I am currently trying to train an Albert language model on the WikiText2 dataset from scratch. The issue I am having is that during training, the model converges to a loss of ~6 with the model always outputting the same token.

Here is my code for training,

import transformers
from torch.utils.data import DataLoader, RandomSampler

#-------Model setup--------
device = torch.device('cuda')
config = transformers.AlbertConfig(
                            hidden_size = 768,
                            intermediate_size = 3072,
                            num_attention_heads = 12)
model = transformers.AlbertForMaskedLM(config).to(device)
tokenizer = transformers.AlbertTokenizer.from_pretrained('albert-base-v2')
optimizer = torch.optim.Adam(model.parameters(), lr=0.01)


#-------Data Setup-------
data = transformers.TextDataset(tokenizer=tokenizer, 
                                file_path="./wikitext-2/wiki.train.tokens", 
                                block_size=128)

data_collator = transformers.DataCollatorForLanguageModeling(tokenizer=tokenizer, 
                                                             mlm_probability=0.15, 
      
                                                   mlm=True)
sampler = RandomSampler(data)
data_loader = DataLoader(data, 
                         batch_size=8, 
                         sampler=sampler, 
                         collate_fn=data_collator)


#-------Training Loop-------
n_epochs=20
for epoch in range(1, n_epochs+1):
    for i, batch in enumerate(data_loader):
        loss, _ = model(batch['input_ids'].to(device), 
        labels=batch['labels'].to(device))
        
        optimizer.zero_grad()
        loss.backward()
        optimizer.step()

After 20 epochs, the model is at a loss of ~6. When I then input text with a masked token it returns the following.

text = "Hello what is [MASK] name"
text = tokenizer(text, return_tensors="pt")
labels = torch.tensor([-100, -100, -100, -100, 154, -100, -100])
loss, output = model(text, labels=labels)

print(loss, output)

(tensor(9.5703, device='cuda:0', grad_fn=<NllLossBackward>),
 tensor([[[-8.9541,  5.2743, -6.8293,  ..., -8.8524, -4.8818, -9.2188],
          [-8.9541,  5.2743, -6.8293,  ..., -8.8524, -4.8818, -9.2188],
          [-8.9541,  5.2743, -6.8293,  ..., -8.8524, -4.8818, -9.2188],
          ...,
          [-8.9541,  5.2743, -6.8293,  ..., -8.8524, -4.8818, -9.2188],
          [-8.9541,  5.2743, -6.8293,  ..., -8.8524, -4.8818, -9.2188],
          [-8.9541,  5.2743, -6.8293,  ..., -8.8524, -4.8818, -9.2188]]],
        device='cuda:0', grad_fn=<AddBackward0>))

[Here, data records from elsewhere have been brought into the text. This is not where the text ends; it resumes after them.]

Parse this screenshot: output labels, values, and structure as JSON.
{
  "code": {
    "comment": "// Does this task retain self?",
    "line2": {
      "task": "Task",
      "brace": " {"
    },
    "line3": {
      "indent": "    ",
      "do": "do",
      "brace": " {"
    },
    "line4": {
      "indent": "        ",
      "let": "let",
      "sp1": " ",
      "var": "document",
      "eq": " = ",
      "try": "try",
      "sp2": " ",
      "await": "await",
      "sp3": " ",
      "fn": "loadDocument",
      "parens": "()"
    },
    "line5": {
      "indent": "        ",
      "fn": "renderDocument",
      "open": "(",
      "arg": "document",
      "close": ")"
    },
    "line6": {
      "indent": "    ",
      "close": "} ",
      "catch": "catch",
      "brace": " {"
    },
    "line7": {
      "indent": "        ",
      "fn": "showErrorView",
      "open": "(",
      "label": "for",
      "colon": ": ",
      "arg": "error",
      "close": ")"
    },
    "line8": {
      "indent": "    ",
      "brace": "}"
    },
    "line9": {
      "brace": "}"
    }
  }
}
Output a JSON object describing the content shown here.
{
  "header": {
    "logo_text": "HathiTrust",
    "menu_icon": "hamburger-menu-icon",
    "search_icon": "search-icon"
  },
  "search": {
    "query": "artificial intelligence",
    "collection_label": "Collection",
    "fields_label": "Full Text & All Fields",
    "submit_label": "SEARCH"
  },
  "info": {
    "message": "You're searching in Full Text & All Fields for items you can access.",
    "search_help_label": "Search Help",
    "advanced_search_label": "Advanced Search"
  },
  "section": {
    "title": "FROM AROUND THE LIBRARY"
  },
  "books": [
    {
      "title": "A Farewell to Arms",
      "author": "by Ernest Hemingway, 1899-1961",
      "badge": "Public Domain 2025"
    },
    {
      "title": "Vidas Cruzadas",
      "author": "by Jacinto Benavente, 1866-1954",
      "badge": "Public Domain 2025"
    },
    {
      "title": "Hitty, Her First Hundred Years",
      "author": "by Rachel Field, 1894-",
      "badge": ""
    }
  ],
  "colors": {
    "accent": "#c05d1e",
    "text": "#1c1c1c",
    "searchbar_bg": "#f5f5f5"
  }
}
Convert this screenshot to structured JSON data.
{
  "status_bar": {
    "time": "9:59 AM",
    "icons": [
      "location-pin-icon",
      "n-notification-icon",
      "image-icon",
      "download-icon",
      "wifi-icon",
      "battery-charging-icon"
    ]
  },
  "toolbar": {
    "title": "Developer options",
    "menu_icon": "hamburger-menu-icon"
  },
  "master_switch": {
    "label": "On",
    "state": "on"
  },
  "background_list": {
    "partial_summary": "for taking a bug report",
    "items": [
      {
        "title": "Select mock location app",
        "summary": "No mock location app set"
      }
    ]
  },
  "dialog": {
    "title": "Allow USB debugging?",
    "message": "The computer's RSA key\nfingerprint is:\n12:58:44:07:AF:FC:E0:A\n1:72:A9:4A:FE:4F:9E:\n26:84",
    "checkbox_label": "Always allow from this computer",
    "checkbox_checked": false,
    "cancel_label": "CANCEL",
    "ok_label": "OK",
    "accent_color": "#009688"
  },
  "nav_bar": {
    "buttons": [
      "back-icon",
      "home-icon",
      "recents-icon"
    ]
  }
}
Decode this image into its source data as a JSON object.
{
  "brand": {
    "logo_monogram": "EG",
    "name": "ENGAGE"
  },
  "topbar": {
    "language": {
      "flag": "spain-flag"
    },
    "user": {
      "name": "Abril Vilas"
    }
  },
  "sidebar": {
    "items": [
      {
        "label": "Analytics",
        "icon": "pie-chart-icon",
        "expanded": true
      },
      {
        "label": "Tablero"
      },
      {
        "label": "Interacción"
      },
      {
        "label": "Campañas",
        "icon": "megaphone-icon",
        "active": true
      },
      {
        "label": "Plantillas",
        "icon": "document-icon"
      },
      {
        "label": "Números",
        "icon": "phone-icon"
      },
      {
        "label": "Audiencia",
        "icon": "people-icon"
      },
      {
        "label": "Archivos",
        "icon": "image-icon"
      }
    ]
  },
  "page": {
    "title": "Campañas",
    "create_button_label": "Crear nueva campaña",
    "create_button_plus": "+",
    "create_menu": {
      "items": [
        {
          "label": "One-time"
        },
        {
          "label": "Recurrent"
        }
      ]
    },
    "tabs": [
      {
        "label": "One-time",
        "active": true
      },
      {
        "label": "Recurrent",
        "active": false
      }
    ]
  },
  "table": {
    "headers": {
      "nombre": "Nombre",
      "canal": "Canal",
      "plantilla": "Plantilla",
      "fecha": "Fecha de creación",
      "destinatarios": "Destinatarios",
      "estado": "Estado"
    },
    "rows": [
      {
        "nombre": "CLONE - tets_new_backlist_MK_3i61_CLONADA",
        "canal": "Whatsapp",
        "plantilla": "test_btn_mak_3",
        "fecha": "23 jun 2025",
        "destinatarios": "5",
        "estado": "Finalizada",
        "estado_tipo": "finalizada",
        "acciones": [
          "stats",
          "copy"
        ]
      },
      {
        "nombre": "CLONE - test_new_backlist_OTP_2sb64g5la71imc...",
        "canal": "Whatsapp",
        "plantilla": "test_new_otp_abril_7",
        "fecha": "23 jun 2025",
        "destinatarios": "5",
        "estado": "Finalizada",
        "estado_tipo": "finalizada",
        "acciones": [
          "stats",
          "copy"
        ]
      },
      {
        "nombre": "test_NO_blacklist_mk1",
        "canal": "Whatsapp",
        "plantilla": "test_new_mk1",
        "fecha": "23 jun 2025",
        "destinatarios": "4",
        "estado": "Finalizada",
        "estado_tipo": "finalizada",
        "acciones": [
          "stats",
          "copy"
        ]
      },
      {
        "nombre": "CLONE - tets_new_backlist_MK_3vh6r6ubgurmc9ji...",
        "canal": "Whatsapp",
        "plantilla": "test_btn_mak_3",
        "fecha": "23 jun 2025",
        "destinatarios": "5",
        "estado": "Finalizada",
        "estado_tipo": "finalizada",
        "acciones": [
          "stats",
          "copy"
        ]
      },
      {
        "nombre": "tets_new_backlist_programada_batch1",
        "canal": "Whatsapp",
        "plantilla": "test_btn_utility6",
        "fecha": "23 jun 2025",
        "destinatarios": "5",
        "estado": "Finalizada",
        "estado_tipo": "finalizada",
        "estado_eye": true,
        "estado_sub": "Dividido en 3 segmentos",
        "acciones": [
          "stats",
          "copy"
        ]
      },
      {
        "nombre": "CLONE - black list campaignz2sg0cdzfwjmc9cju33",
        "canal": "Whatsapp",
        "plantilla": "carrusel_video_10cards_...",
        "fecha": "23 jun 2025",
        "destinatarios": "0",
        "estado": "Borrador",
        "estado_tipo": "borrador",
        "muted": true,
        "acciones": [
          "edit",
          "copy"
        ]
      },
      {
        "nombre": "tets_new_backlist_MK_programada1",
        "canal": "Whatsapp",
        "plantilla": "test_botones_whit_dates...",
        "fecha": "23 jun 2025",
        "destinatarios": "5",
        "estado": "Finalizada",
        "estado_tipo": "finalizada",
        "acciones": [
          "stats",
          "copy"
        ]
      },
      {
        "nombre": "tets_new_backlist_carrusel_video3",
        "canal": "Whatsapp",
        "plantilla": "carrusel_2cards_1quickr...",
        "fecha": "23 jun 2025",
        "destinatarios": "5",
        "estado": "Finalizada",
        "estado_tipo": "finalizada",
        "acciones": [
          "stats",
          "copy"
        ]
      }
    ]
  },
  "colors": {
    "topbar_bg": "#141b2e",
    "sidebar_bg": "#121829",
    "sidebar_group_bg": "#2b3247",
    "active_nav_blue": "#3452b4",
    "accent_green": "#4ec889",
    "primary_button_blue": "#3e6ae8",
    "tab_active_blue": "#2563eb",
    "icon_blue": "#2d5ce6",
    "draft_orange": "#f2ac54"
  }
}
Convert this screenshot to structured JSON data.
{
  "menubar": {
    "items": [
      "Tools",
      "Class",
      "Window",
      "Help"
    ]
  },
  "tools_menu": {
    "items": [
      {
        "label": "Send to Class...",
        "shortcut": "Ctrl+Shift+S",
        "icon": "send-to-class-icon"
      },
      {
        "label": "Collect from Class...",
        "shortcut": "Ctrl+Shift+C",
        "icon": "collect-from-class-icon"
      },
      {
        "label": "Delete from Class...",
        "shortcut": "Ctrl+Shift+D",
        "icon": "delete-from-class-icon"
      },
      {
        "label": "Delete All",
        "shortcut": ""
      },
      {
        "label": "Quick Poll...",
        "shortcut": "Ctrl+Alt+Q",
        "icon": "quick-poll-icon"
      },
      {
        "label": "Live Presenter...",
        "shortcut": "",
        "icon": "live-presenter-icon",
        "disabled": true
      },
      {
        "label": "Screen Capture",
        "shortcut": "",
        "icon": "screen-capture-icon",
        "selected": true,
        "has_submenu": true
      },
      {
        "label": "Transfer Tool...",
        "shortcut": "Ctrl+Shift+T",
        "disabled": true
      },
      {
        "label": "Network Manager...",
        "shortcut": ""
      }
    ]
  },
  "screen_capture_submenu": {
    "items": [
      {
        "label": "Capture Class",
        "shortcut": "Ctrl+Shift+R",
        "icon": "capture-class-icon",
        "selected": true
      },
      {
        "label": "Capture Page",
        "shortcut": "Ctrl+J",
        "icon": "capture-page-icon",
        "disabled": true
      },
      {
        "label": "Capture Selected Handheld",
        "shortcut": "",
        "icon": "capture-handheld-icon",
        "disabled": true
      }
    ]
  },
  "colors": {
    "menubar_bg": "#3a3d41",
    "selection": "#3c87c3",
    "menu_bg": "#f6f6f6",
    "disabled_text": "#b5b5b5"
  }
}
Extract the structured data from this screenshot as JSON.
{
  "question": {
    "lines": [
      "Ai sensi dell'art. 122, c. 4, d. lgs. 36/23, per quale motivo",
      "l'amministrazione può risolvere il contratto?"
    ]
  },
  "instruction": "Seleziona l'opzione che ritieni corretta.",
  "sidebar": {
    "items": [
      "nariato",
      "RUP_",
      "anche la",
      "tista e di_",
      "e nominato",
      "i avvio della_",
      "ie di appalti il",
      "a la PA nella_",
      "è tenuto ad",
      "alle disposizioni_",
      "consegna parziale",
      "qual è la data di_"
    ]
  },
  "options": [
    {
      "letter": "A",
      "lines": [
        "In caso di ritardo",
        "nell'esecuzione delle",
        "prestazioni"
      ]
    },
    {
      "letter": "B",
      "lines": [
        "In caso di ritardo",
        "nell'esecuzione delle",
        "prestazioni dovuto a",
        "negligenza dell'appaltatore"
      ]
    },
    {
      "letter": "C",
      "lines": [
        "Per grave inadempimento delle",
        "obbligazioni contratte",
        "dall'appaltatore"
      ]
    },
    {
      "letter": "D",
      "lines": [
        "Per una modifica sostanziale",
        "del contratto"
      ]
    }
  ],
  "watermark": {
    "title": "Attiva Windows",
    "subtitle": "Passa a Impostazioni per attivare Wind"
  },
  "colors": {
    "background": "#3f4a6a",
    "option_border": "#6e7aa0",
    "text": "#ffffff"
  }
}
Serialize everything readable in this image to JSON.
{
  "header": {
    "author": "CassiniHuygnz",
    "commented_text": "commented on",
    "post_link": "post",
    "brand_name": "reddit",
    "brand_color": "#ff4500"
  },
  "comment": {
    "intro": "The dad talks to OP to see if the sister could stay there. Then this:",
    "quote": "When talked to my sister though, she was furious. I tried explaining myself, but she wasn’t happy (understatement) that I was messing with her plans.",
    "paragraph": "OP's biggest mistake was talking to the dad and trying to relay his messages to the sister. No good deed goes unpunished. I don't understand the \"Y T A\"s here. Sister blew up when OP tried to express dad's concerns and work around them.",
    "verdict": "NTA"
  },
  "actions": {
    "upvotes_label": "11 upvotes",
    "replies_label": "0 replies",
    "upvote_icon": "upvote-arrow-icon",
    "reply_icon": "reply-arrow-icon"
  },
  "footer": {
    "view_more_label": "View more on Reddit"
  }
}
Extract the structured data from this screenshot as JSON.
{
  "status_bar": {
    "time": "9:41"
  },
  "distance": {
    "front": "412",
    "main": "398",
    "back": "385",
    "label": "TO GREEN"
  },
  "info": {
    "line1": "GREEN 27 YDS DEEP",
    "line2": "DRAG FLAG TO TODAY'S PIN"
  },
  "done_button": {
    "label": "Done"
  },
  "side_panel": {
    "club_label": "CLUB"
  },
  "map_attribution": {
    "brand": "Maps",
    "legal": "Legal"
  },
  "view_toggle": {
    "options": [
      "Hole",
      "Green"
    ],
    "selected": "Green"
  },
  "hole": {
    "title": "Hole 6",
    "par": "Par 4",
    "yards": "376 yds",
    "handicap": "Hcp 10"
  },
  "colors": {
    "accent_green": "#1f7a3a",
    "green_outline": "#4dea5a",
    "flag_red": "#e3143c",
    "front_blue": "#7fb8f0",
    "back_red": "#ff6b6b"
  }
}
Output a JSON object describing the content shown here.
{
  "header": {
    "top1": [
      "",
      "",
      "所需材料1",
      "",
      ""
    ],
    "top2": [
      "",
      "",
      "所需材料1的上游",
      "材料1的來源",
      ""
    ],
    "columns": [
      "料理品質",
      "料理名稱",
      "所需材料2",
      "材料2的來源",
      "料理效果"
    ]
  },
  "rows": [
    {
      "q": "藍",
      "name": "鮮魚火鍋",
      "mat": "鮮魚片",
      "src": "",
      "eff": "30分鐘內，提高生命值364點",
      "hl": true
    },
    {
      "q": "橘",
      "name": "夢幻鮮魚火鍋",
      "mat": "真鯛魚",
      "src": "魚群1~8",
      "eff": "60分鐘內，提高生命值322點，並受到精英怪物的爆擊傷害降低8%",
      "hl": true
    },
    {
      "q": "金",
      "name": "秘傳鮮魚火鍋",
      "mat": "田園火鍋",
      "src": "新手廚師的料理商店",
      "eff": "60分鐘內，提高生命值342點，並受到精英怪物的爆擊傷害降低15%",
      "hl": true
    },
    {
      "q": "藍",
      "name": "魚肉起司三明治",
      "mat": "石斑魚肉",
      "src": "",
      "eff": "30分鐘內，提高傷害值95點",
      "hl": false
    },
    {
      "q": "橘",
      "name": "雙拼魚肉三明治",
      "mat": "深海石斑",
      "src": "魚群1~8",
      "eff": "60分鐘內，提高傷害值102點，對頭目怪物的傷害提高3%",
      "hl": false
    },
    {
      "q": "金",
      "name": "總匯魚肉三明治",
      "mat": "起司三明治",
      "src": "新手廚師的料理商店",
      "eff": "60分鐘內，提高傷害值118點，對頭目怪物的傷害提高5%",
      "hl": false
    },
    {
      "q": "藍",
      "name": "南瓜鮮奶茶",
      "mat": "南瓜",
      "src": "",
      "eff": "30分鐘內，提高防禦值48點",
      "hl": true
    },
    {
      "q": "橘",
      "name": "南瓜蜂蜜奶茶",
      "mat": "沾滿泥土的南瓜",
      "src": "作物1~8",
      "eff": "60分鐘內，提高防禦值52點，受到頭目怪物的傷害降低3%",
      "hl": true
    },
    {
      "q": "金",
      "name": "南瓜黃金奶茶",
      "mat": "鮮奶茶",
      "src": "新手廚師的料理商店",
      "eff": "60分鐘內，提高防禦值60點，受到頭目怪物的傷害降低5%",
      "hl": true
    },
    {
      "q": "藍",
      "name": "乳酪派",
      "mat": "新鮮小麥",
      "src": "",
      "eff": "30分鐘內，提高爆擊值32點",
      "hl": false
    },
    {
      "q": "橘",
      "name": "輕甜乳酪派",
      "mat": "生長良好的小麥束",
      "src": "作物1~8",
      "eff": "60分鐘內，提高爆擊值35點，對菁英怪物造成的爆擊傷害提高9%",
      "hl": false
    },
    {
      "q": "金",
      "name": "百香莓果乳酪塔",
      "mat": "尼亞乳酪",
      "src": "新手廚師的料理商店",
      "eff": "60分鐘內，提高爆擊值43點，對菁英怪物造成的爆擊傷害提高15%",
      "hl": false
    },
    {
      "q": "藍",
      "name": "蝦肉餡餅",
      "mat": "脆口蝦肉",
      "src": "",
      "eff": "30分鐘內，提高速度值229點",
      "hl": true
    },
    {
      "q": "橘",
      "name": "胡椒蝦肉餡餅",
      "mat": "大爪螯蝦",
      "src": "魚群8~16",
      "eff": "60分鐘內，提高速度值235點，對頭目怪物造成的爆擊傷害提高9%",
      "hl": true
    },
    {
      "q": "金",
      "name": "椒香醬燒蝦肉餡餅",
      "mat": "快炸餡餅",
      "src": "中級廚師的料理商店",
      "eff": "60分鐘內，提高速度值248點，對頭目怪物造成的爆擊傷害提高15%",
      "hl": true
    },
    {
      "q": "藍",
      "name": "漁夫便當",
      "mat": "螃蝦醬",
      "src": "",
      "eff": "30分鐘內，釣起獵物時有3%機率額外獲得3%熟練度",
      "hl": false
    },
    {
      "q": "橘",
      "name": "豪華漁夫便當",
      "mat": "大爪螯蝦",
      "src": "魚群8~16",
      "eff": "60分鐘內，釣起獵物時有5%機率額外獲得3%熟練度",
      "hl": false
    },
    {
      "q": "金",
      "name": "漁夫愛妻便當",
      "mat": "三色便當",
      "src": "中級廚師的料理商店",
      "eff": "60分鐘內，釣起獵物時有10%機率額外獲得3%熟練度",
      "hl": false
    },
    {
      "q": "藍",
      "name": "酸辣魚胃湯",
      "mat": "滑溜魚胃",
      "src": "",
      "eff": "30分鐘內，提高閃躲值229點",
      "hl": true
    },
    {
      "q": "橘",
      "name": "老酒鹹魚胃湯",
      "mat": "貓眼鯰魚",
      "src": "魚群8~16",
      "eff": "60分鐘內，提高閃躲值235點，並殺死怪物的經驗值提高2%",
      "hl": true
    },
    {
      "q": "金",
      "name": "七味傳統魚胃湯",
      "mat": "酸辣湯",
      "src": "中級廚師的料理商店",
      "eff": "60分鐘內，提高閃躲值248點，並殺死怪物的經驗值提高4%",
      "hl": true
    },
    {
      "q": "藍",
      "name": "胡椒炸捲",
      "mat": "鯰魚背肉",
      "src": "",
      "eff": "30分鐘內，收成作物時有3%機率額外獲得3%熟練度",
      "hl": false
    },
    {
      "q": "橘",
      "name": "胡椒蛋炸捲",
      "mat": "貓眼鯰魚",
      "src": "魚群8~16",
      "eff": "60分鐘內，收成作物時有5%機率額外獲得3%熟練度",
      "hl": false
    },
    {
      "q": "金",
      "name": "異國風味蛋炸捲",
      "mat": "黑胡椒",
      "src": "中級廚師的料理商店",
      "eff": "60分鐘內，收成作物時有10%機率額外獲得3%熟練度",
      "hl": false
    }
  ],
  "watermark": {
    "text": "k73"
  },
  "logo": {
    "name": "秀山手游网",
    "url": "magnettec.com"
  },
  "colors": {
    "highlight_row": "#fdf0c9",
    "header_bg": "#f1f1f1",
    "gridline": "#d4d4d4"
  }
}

#Prints tokens with top scores
print(torch.max(out, dim=2))

torch.return_types.max(
values=tensor([[6.5202, 6.5202, 6.5202, 6.5202, 6.5202, 6.5202, 6.5202]],
       device='cuda:0', grad_fn=<MaxBackward0>),
indices=tensor([[13, 13, 13, 13, 13, 13, 13]], device='cuda:0'))

As can be seen, this returns the same score for each token, with 13 corresponding to “”, the ‘blank’ token.

I obtain the same results when training using transformers.Trainer

I am still fairly new to the Transformers API, hence I am not sure what is going wrong here. Any help would be appreciated.